Fluctuations characterize particularly second order phase transitions. A clear example is the critical point of water, {$T_c,P_c$}, where phases cease to be stable. At higher pressure or temparature water is a supercritical fluid with properties different from any of the other phases. The density differences among liquid and vapour (proportional to their order parameter) vanishes. At the critical point fluctuations diverge (i.e. dynamic clusters of the two phases appear on any length- and time-scales). This gives rise to strong light scattering, called critical opalescence (the fluid scatters a lot at optical wavelengths and becomes whitish).

Note that critical fluctuations, hence the corresponding derivative of the Gibbs free energy, diverge only in the thermodynamic limit. Any finite sze sample has an intrinsic limit in its length scale, hence in its time scale.

Lev Landau proposed a simple mean field theory that accounts better for many properties of phase transitions, although still neglecting fluctuations.

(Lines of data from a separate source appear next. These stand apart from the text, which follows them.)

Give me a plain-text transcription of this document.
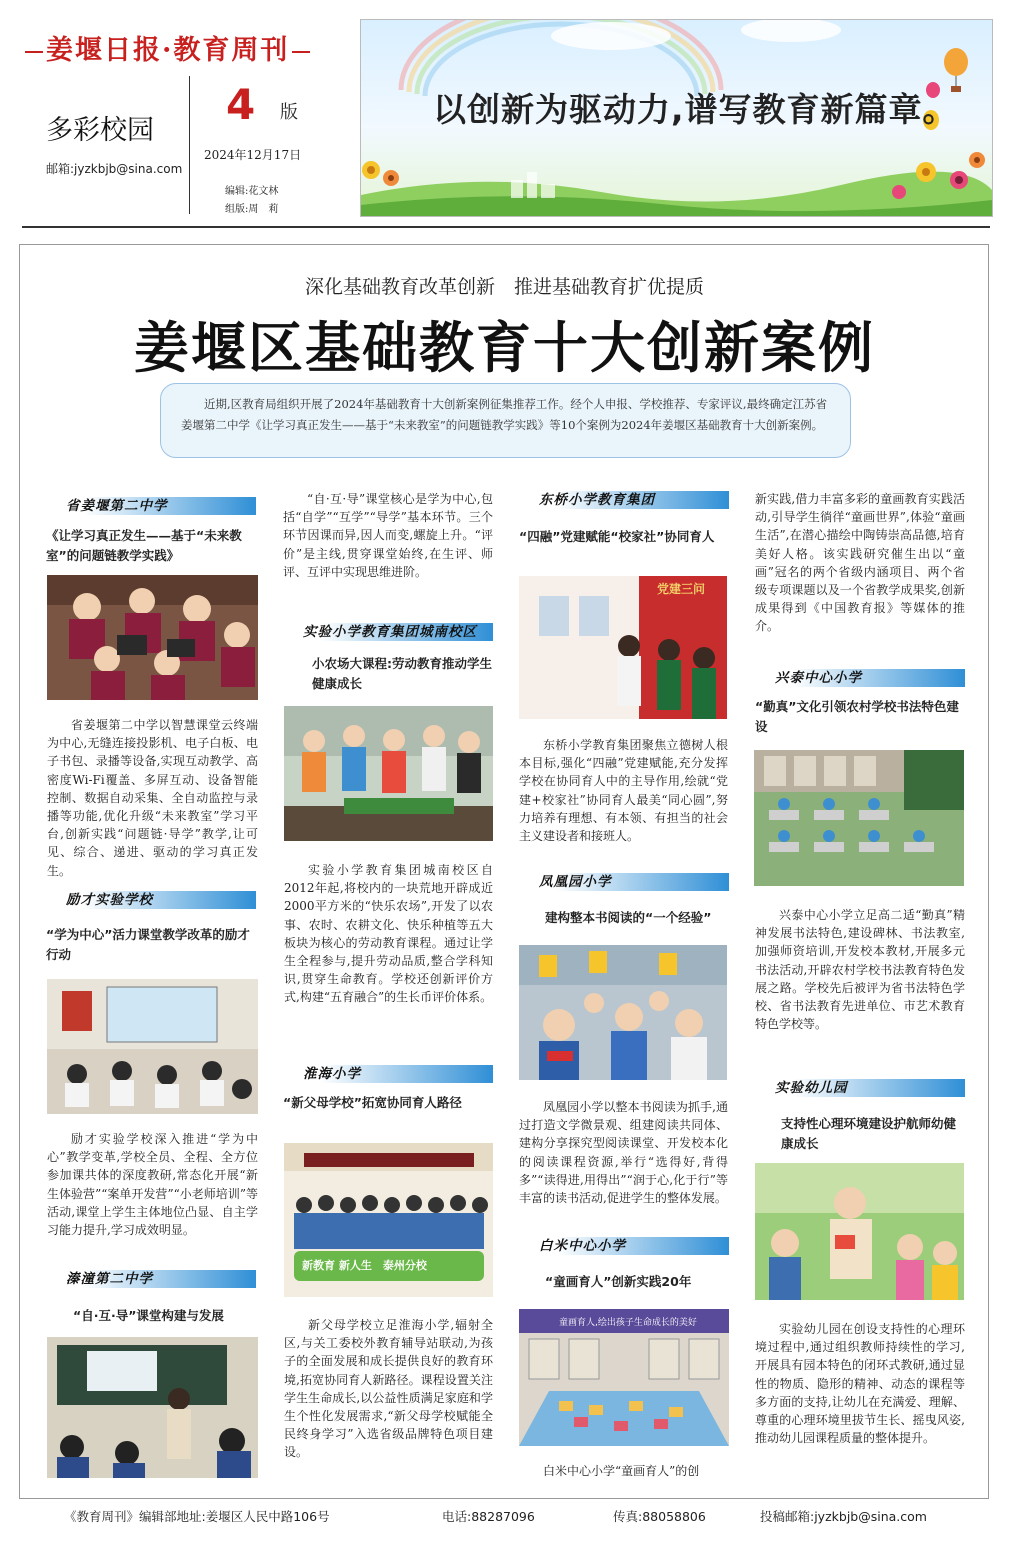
姜堰日报·教育周刊
多彩校园
邮箱:jyzkbjb@sina.com
4 版
2024年12月17日
编辑:花文林
组版:周　莉
以创新为驱动力,谱写教育新篇章。
深化基础教育改革创新　推进基础教育扩优提质
姜堰区基础教育十大创新案例
近期,区教育局组织开展了2024年基础教育十大创新案例征集推荐工作。经个人申报、学校推荐、专家评议,最终确定江苏省姜堰第二中学《让学习真正发生——基于“未来教室”的问题链教学实践》等10个案例为2024年姜堰区基础教育十大创新案例。
省姜堰第二中学
《让学习真正发生——基于“未来教室”的问题链教学实践》
省姜堰第二中学以智慧课堂云终端为中心,无缝连接投影机、电子白板、电子书包、录播等设备,实现互动教学、高密度Wi-Fi覆盖、多屏互动、设备智能控制、数据自动采集、全自动监控与录播等功能,优化升级“未来教室”学习平台,创新实践“问题链·导学”教学,让可见、综合、递进、驱动的学习真正发生。
励才实验学校
“学为中心”活力课堂教学改革的励才行动
励才实验学校深入推进“学为中心”教学变革,学校全员、全程、全方位参加课共体的深度教研,常态化开展“新生体验营”“案单开发营”“小老师培训”等活动,课堂上学生主体地位凸显、自主学习能力提升,学习成效明显。
溱潼第二中学
“自·互·导”课堂构建与发展
“自·互·导”课堂核心是学为中心,包括“自学”“互学”“导学”基本环节。三个环节因课而异,因人而变,螺旋上升。“评价”是主线,贯穿课堂始终,在生评、师评、互评中实现思维进阶。
实验小学教育集团城南校区
小农场大课程:劳动教育推动学生健康成长
实验小学教育集团城南校区自2012年起,将校内的一块荒地开辟成近2000平方米的“快乐农场”,开发了以农事、农时、农耕文化、快乐种植等五大板块为核心的劳动教育课程。通过让学生全程参与,提升劳动品质,整合学科知识,贯穿生命教育。学校还创新评价方式,构建“五育融合”的生长币评价体系。
淮海小学
“新父母学校”拓宽协同育人路径
新教育 新人生　泰州分校
新父母学校立足淮海小学,辐射全区,与关工委校外教育辅导站联动,为孩子的全面发展和成长提供良好的教育环境,拓宽协同育人新路径。课程设置关注学生生命成长,以公益性质满足家庭和学生个性化发展需求,“新父母学校赋能全民终身学习”入选省级品牌特色项目建设。
东桥小学教育集团
“四融”党建赋能“校家社”协同育人
党建三问
东桥小学教育集团聚焦立德树人根本目标,强化“四融”党建赋能,充分发挥学校在协同育人中的主导作用,绘就“党建+校家社”协同育人最美“同心圆”,努力培养有理想、有本领、有担当的社会主义建设者和接班人。
凤凰园小学
建构整本书阅读的“一个经验”
凤凰园小学以整本书阅读为抓手,通过打造文学微景观、组建阅读共同体、建构分享探究型阅读课堂、开发校本化的阅读课程资源,举行“选得好,背得多”“读得进,用得出”“润于心,化于行”等丰富的读书活动,促进学生的整体发展。
白米中心小学
“童画育人”创新实践20年
童画育人,绘出孩子生命成长的美好
白米中心小学“童画育人”的创
新实践,借力丰富多彩的童画教育实践活动,引导学生徜徉“童画世界”,体验“童画生活”,在潜心描绘中陶铸崇高品德,培育美好人格。该实践研究催生出以“童画”冠名的两个省级内涵项目、两个省级专项课题以及一个省教学成果奖,创新成果得到《中国教育报》等媒体的推介。
兴泰中心小学
“勤真”文化引领农村学校书法特色建设
兴泰中心小学立足高二适“勤真”精神发展书法特色,建设碑林、书法教室,加强师资培训,开发校本教材,开展多元书法活动,开辟农村学校书法教育特色发展之路。学校先后被评为省书法特色学校、省书法教育先进单位、市艺术教育特色学校等。
实验幼儿园
支持性心理环境建设护航师幼健康成长
实验幼儿园在创设支持性的心理环境过程中,通过组织教师持续性的学习,开展具有园本特色的闭环式教研,通过显性的物质、隐形的精神、动态的课程等多方面的支持,让幼儿在充满爱、理解、尊重的心理环境里拔节生长、摇曳风姿,推动幼儿园课程质量的整体提升。
《教育周刊》编辑部地址:姜堰区人民中路106号	电话:88287096	传真:88058806	投稿邮箱:jyzkbjb@sina.com
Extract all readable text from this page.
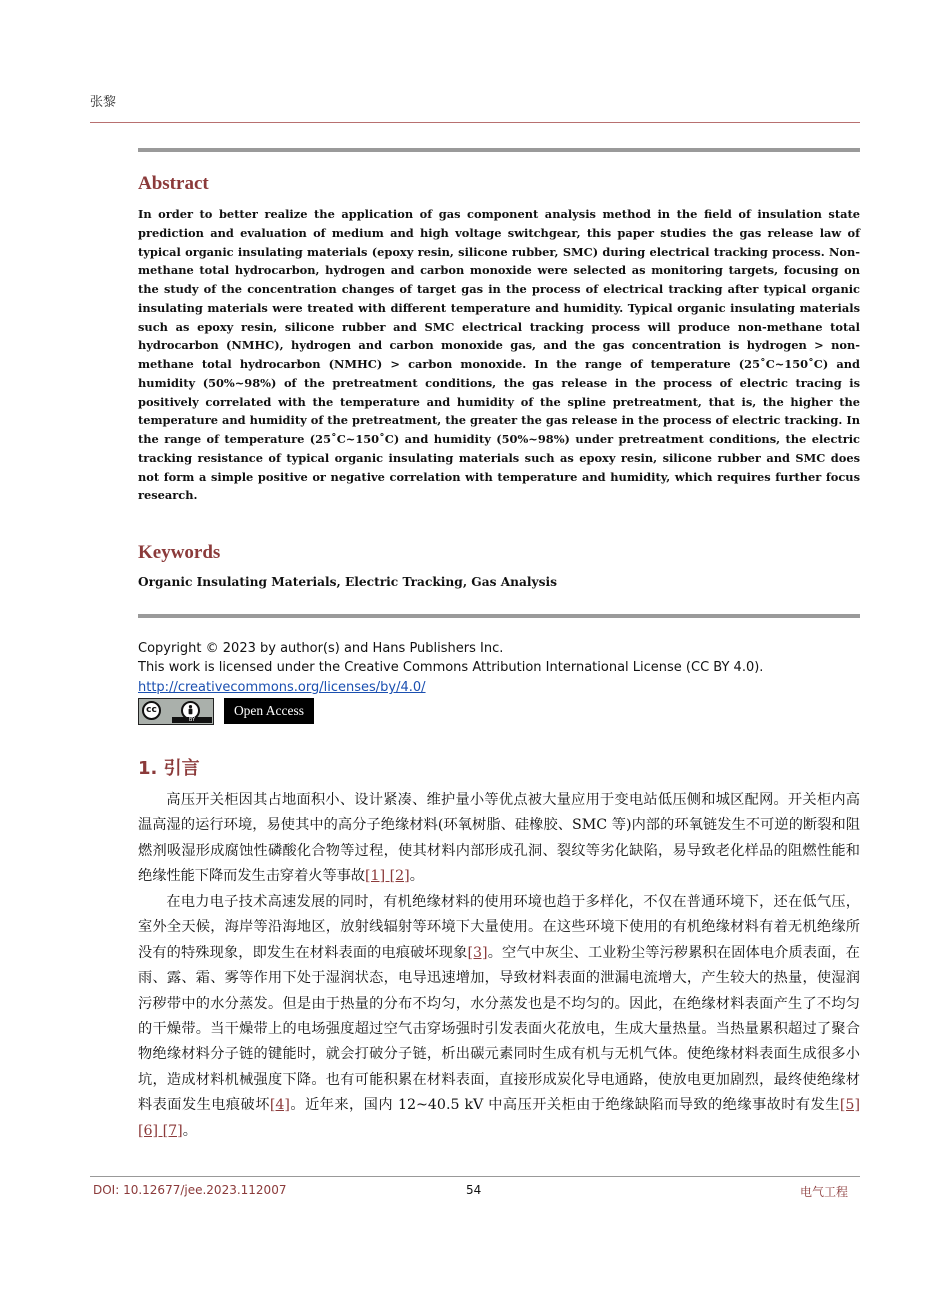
张黎
Abstract

In order to better realize the application of gas component analysis method in the field of insulation state prediction and evaluation of medium and high voltage switchgear, this paper studies the gas release law of typical organic insulating materials (epoxy resin, silicone rubber, SMC) during electrical tracking process. Non-methane total hydrocarbon, hydrogen and carbon monoxide were selected as monitoring targets, focusing on the study of the concentration changes of target gas in the process of electrical tracking after typical organic insulating materials were treated with different temperature and humidity. Typical organic insulating materials such as epoxy resin, silicone rubber and SMC electrical tracking process will produce non-methane total hydrocarbon (NMHC), hydrogen and carbon monoxide gas, and the gas concentration is hydrogen > non-methane total hydrocarbon (NMHC) > carbon monoxide. In the range of temperature (25˚C~150˚C) and humidity (50%~98%) of the pretreatment conditions, the gas release in the process of electric tracing is positively correlated with the temperature and humidity of the spline pretreatment, that is, the higher the temperature and humidity of the pretreatment, the greater the gas release in the process of electric tracking. In the range of temperature (25˚C~150˚C) and humidity (50%~98%) under pretreatment conditions, the electric tracking resistance of typical organic insulating materials such as epoxy resin, silicone rubber and SMC does not form a simple positive or negative correlation with temperature and humidity, which requires further focus research.

Keywords

Organic Insulating Materials, Electric Tracking, Gas Analysis

Copyright © 2023 by author(s) and Hans Publishers Inc.

This work is licensed under the Creative Commons Attribution International License (CC BY 4.0).

http://creativecommons.org/licenses/by/4.0/
cc
BY
Open Access
1. 引言

高压开关柜因其占地面积小、设计紧凑、维护量小等优点被大量应用于变电站低压侧和城区配网。开关柜内高温高湿的运行环境，易使其中的高分子绝缘材料(环氧树脂、硅橡胶、SMC 等)内部的环氧链发生不可逆的断裂和阻燃剂吸湿形成腐蚀性磷酸化合物等过程，使其材料内部形成孔洞、裂纹等劣化缺陷，易导致老化样品的阻燃性能和绝缘性能下降而发生击穿着火等事故[1] [2]。

在电力电子技术高速发展的同时，有机绝缘材料的使用环境也趋于多样化，不仅在普通环境下，还在低气压，室外全天候，海岸等沿海地区，放射线辐射等环境下大量使用。在这些环境下使用的有机绝缘材料有着无机绝缘所没有的特殊现象，即发生在材料表面的电痕破坏现象[3]。空气中灰尘、工业粉尘等污秽累积在固体电介质表面，在雨、露、霜、雾等作用下处于湿润状态，电导迅速增加，导致材料表面的泄漏电流增大，产生较大的热量，使湿润污秽带中的水分蒸发。但是由于热量的分布不均匀，水分蒸发也是不均匀的。因此，在绝缘材料表面产生了不均匀的干燥带。当干燥带上的电场强度超过空气击穿场强时引发表面火花放电，生成大量热量。当热量累积超过了聚合物绝缘材料分子链的键能时，就会打破分子链，析出碳元素同时生成有机与无机气体。使绝缘材料表面生成很多小坑，造成材料机械强度下降。也有可能积累在材料表面，直接形成炭化导电通路，使放电更加剧烈，最终使绝缘材料表面发生电痕破坏[4]。近年来，国内 12~40.5 kV 中高压开关柜由于绝缘缺陷而导致的绝缘事故时有发生[5] [6] [7]。

DOI: 10.12677/jee.2023.112007	54	电气工程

However, thei can be reconciled with the theory by small modifications. We shall review some of its features. The order of the phase transition in this scheme is simply dictated by the appearance of a discontinuity in the order parameter, in I order phase transitions, or by its absence, in II order, or continuous phase transition.

Top

Examples

Beside solid-liquid-gas phases of elements and mixtures, phase transitions are important in many contexts. The solid is generally more complex than a single phase because new degrees of freedom appear, as internal fields develop.

Ice, seen before, is a remarkable case of many structural phase transitions, where symmetry reduction plays a role. The leading electrostatic dipolar interaction, with its long range nature, is compatible with very reduced symmetry at zero temperature. As thermal energy increases, approximate symmetries appear. This is a process worth coming back to and it gives rise to a very rich variety of phases in ice.

First order transitions are accompanied by hysteresis. Very often structural transitions are first order, but examples of second order ones exist (e.g. in Sr2CuWO6 at 870 K).

The ferromagnetic transition is second order in zero applied field and the order parameter, magnetization {$M$} goes continuously to zero at the Curie temperature {$T_C$}. Static uniform susceptibility {$\partial M /\partial T$} diverges for {$T\rightarrow T_C$}.

Also the Néel transition between the paramagnetic and the antiferromagnetic state is a second order transition. The order parameter is the staggered, or sublattice magnetization, {$M_s$} with diverging susceptibility at the wavevector characteristic of the order, typically at the Brilllouin zone boundary: if the primitive cell is doubled {$a^\prime = 2a$} by the alternating antiferromagnetic moments, the propagation vector is {$q_{AF}=2\pi/a^\prime = \pi/a$} and {$\chi(q_{AF})=\chi(\pi/a)$} diverges.

In both cases fluctuations become critical, i.e. the fluctuations corresponding to the order, {$q_c=0$} for the ferromagnet and {$q_c=q_{AF}$} for the Néel antiferromagnet, slow down and grow in correlation length in the paramagnet, as {$T\rightarrow T_c^+$}. This is analogous to critical opalescence. It corresponds the appearance of clusters of the new order on any length- and time scale at {$T_c$}, i.e. to the divergence of the response function {$\chi(q=q_c,\omega=0)$}. A similar thing happens for {$T\rightarrow T_c^-$} to the spin wave modes, with the appearance of dynamical disordered clusters in the ordered phase.

Liquid crystals made of lower symmetry elongated molecules (compared to globular molecules) undergo transitions from liquid to nematic phases, where translations are still disordered, like in a liquid, but orientations are nearly static, like in a solid: molecules align within a domain along a given direction (the nematic director). Depending on the details of the molecular symmetry ,ore complex phases appear. The nematic-liquid transition is first order.

Biomolecules undergo phase transitions of similar nature, since they are often long polymer chains. Lipids can thus form membranes and mycelles, very important for their functionality. Also folding of proteins and DNA, essential for their biological functions, is governed by phase transition: thus life cannot work outside pretty narrow thermodynamic conditions.